A. thats usually a choice not set in stone. Also some lower body strength training would help immensely.
B. And ? I endurance ride with ladies in their 70's. that have no problem getting on and off.
C. not really relevant.

Not directed at any particular person, but people tend to tap dance around the real issue involved.
Lack of strength, particularly in the thighs. and or too much weight for the strength that is there. Both conditions can be corrected. 
Iron mikes can do wonders, do them out and back to the barn each feeding time. You'll be flying into the saddle in no time.


----------



## amberly (Dec 16, 2012)

You could use yuor surroundings - big rocks, trees, tree stumps, a hillside.
If you are riding with others they could let you step on their knee for an extra boost or lift your leg up as the other swing around and over.


----------



## DuckDodgers (May 28, 2013)

Just use your imagination  I can find very few situations where a rider wouldn't be able to find SOMETHING to give a few extra inches of height. Fences, tree stumps, and big rocks are the obvious choice. If your terrain is uneven at all then you can find a depression or raised up area to give you a hand. Look for anything that will either make the horse shorter, or make you taller. I can easily mount most horses from the ground no problem, but I've had to get pretty innovative at times while riding horses back from a pasture bareback! If you're riding with a buddy there's always the leg up option as well!!


----------



## usandpets (Jan 1, 2011)

^^ Unless you and your buddy need something to help get up 😊
_Posted via Mobile Device_


----------



## farmpony84 (Apr 21, 2008)

I don't NEED a mounting block but at 5'2 w/ a 16 hand horse... I prefer one. It's easier on his back anyway but what I do is bring a mounting block with me to shows or use a fence or get a boost. If I'm in my english saddle then I just drop the stirrup lower so I don't have to reach my leg up so high....


----------



## jamesqf (Oct 5, 2009)

usandpets said:


> ^^ Unless you and your buddy need something to help get up


Then obviously you get off and give your buddy a leg up!

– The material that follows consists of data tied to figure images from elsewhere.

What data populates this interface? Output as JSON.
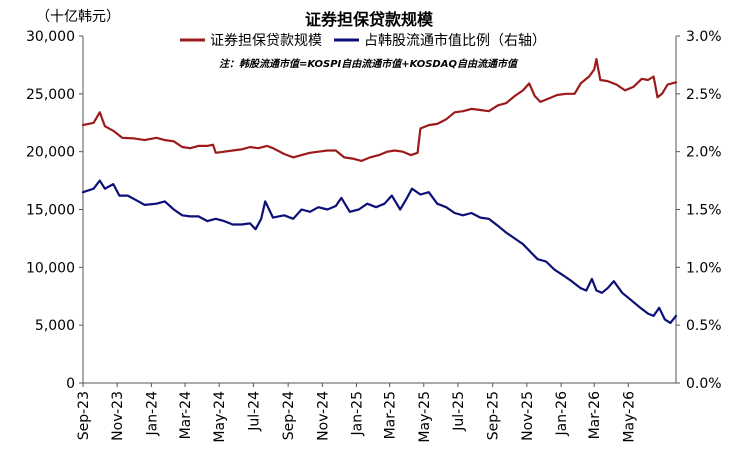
{
  "chart_data": {
    "type": "line",
    "title": "证券担保贷款规模",
    "y_unit_label": "（十亿韩元）",
    "note": "注：韩股流通市值=KOSPI自由流通市值+KOSDAQ自由流通市值",
    "legend_position": "top-center",
    "grid": false,
    "x_ticks": [
      "Sep-23",
      "Nov-23",
      "Jan-24",
      "Mar-24",
      "May-24",
      "Jul-24",
      "Sep-24",
      "Nov-24",
      "Jan-25",
      "Mar-25",
      "May-25",
      "Jul-25",
      "Sep-25",
      "Nov-25",
      "Jan-26",
      "Mar-26",
      "May-26"
    ],
    "x_range": [
      "2023-09-01",
      "2026-07-25"
    ],
    "y_left": {
      "range": [
        0,
        30000
      ],
      "ticks": [
        "0",
        "5,000",
        "10,000",
        "15,000",
        "20,000",
        "25,000",
        "30,000"
      ]
    },
    "y_right": {
      "range": [
        0,
        3.0
      ],
      "ticks": [
        "0.0%",
        "0.5%",
        "1.0%",
        "1.5%",
        "2.0%",
        "2.5%",
        "3.0%"
      ]
    },
    "series": [
      {
        "name": "证券担保贷款规模",
        "axis": "left",
        "color": "#9c1a1c",
        "points": [
          [
            "2023-09-01",
            22300
          ],
          [
            "2023-09-20",
            22500
          ],
          [
            "2023-10-01",
            23400
          ],
          [
            "2023-10-10",
            22200
          ],
          [
            "2023-10-25",
            21800
          ],
          [
            "2023-11-10",
            21200
          ],
          [
            "2023-12-01",
            21150
          ],
          [
            "2023-12-20",
            21000
          ],
          [
            "2024-01-10",
            21200
          ],
          [
            "2024-01-25",
            21000
          ],
          [
            "2024-02-10",
            20900
          ],
          [
            "2024-02-25",
            20400
          ],
          [
            "2024-03-10",
            20300
          ],
          [
            "2024-03-25",
            20500
          ],
          [
            "2024-04-10",
            20500
          ],
          [
            "2024-04-20",
            20600
          ],
          [
            "2024-04-25",
            19900
          ],
          [
            "2024-05-10",
            20000
          ],
          [
            "2024-05-25",
            20100
          ],
          [
            "2024-06-10",
            20200
          ],
          [
            "2024-06-25",
            20400
          ],
          [
            "2024-07-10",
            20300
          ],
          [
            "2024-07-25",
            20500
          ],
          [
            "2024-08-05",
            20300
          ],
          [
            "2024-08-25",
            19800
          ],
          [
            "2024-09-10",
            19500
          ],
          [
            "2024-09-25",
            19700
          ],
          [
            "2024-10-10",
            19900
          ],
          [
            "2024-10-25",
            20000
          ],
          [
            "2024-11-10",
            20100
          ],
          [
            "2024-11-25",
            20100
          ],
          [
            "2024-12-10",
            19500
          ],
          [
            "2024-12-25",
            19400
          ],
          [
            "2025-01-10",
            19200
          ],
          [
            "2025-01-25",
            19500
          ],
          [
            "2025-02-10",
            19700
          ],
          [
            "2025-02-25",
            20000
          ],
          [
            "2025-03-10",
            20100
          ],
          [
            "2025-03-25",
            20000
          ],
          [
            "2025-04-08",
            19700
          ],
          [
            "2025-04-20",
            19900
          ],
          [
            "2025-04-25",
            22000
          ],
          [
            "2025-05-10",
            22300
          ],
          [
            "2025-05-25",
            22400
          ],
          [
            "2025-06-10",
            22800
          ],
          [
            "2025-06-25",
            23400
          ],
          [
            "2025-07-10",
            23500
          ],
          [
            "2025-07-25",
            23700
          ],
          [
            "2025-08-10",
            23600
          ],
          [
            "2025-08-25",
            23500
          ],
          [
            "2025-09-10",
            24000
          ],
          [
            "2025-09-25",
            24200
          ],
          [
            "2025-10-10",
            24800
          ],
          [
            "2025-10-25",
            25300
          ],
          [
            "2025-11-05",
            25900
          ],
          [
            "2025-11-15",
            24800
          ],
          [
            "2025-11-25",
            24300
          ],
          [
            "2025-12-10",
            24600
          ],
          [
            "2025-12-25",
            24900
          ],
          [
            "2026-01-10",
            25000
          ],
          [
            "2026-01-25",
            25000
          ],
          [
            "2026-02-05",
            25900
          ],
          [
            "2026-02-20",
            26500
          ],
          [
            "2026-03-01",
            27100
          ],
          [
            "2026-03-05",
            28000
          ],
          [
            "2026-03-12",
            26200
          ],
          [
            "2026-03-25",
            26100
          ],
          [
            "2026-04-10",
            25800
          ],
          [
            "2026-04-25",
            25300
          ],
          [
            "2026-05-10",
            25600
          ],
          [
            "2026-05-25",
            26300
          ],
          [
            "2026-06-05",
            26200
          ],
          [
            "2026-06-15",
            26500
          ],
          [
            "2026-06-22",
            24700
          ],
          [
            "2026-06-30",
            25000
          ],
          [
            "2026-07-10",
            25800
          ],
          [
            "2026-07-25",
            26000
          ]
        ]
      },
      {
        "name": "占韩股流通市值比例（右轴）",
        "axis": "right",
        "color": "#0c0f78",
        "points": [
          [
            "2023-09-01",
            1.65
          ],
          [
            "2023-09-20",
            1.68
          ],
          [
            "2023-10-01",
            1.75
          ],
          [
            "2023-10-10",
            1.68
          ],
          [
            "2023-10-25",
            1.72
          ],
          [
            "2023-11-05",
            1.62
          ],
          [
            "2023-11-20",
            1.62
          ],
          [
            "2023-12-05",
            1.58
          ],
          [
            "2023-12-20",
            1.54
          ],
          [
            "2024-01-10",
            1.55
          ],
          [
            "2024-01-25",
            1.57
          ],
          [
            "2024-02-10",
            1.5
          ],
          [
            "2024-02-25",
            1.45
          ],
          [
            "2024-03-10",
            1.44
          ],
          [
            "2024-03-25",
            1.44
          ],
          [
            "2024-04-10",
            1.4
          ],
          [
            "2024-04-25",
            1.42
          ],
          [
            "2024-05-10",
            1.4
          ],
          [
            "2024-05-25",
            1.37
          ],
          [
            "2024-06-10",
            1.37
          ],
          [
            "2024-06-25",
            1.38
          ],
          [
            "2024-07-05",
            1.33
          ],
          [
            "2024-07-15",
            1.42
          ],
          [
            "2024-07-22",
            1.57
          ],
          [
            "2024-08-05",
            1.43
          ],
          [
            "2024-08-25",
            1.45
          ],
          [
            "2024-09-10",
            1.42
          ],
          [
            "2024-09-25",
            1.5
          ],
          [
            "2024-10-10",
            1.48
          ],
          [
            "2024-10-25",
            1.52
          ],
          [
            "2024-11-10",
            1.5
          ],
          [
            "2024-11-25",
            1.53
          ],
          [
            "2024-12-05",
            1.6
          ],
          [
            "2024-12-20",
            1.48
          ],
          [
            "2025-01-05",
            1.5
          ],
          [
            "2025-01-20",
            1.55
          ],
          [
            "2025-02-05",
            1.52
          ],
          [
            "2025-02-20",
            1.55
          ],
          [
            "2025-03-05",
            1.62
          ],
          [
            "2025-03-20",
            1.5
          ],
          [
            "2025-04-01",
            1.6
          ],
          [
            "2025-04-10",
            1.68
          ],
          [
            "2025-04-25",
            1.63
          ],
          [
            "2025-05-10",
            1.65
          ],
          [
            "2025-05-25",
            1.55
          ],
          [
            "2025-06-10",
            1.52
          ],
          [
            "2025-06-25",
            1.47
          ],
          [
            "2025-07-10",
            1.45
          ],
          [
            "2025-07-25",
            1.47
          ],
          [
            "2025-08-10",
            1.43
          ],
          [
            "2025-08-25",
            1.42
          ],
          [
            "2025-09-10",
            1.36
          ],
          [
            "2025-09-25",
            1.3
          ],
          [
            "2025-10-10",
            1.25
          ],
          [
            "2025-10-25",
            1.2
          ],
          [
            "2025-11-10",
            1.12
          ],
          [
            "2025-11-20",
            1.07
          ],
          [
            "2025-12-05",
            1.05
          ],
          [
            "2025-12-20",
            0.98
          ],
          [
            "2026-01-05",
            0.93
          ],
          [
            "2026-01-20",
            0.88
          ],
          [
            "2026-02-05",
            0.82
          ],
          [
            "2026-02-15",
            0.8
          ],
          [
            "2026-02-25",
            0.9
          ],
          [
            "2026-03-05",
            0.8
          ],
          [
            "2026-03-15",
            0.78
          ],
          [
            "2026-03-25",
            0.82
          ],
          [
            "2026-04-05",
            0.88
          ],
          [
            "2026-04-20",
            0.78
          ],
          [
            "2026-05-05",
            0.72
          ],
          [
            "2026-05-20",
            0.66
          ],
          [
            "2026-06-05",
            0.6
          ],
          [
            "2026-06-15",
            0.58
          ],
          [
            "2026-06-25",
            0.65
          ],
          [
            "2026-07-05",
            0.55
          ],
          [
            "2026-07-15",
            0.52
          ],
          [
            "2026-07-25",
            0.58
          ]
        ]
      }
    ]
  }
}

(Aren't infinite loops fun?)


----------



## DuckDodgers (May 28, 2013)

usandpets said:


> ^^ Unless you and your buddy need something to help get up 😊
> _Posted via Mobile Device_


Well now... it'll help for some though. That's not a detail that I've overlooked :wink:


----------



## Roadyy (Feb 9, 2013)

In that case just park your horse along the right side of the buddy's horse then pull the friend up over the horses back while walking away laterally on your horse. All fixed now.


----------



## sheenanaginz (Jun 21, 2013)

I taught my horse to bow. However I'm still working on getting her to stay down long enough to mount. It's really not complicated to teach them if your horse is a fast learner. There are plenty of instructional videos on youtube. But if im in an open field where there is nothing to stand on (ex. when i was bucked off while galloping across a huge grassy field) I try to find a bit of a slope and stand on the uphill so im a tad bit higher. Normally, I just use a mounting block.


----------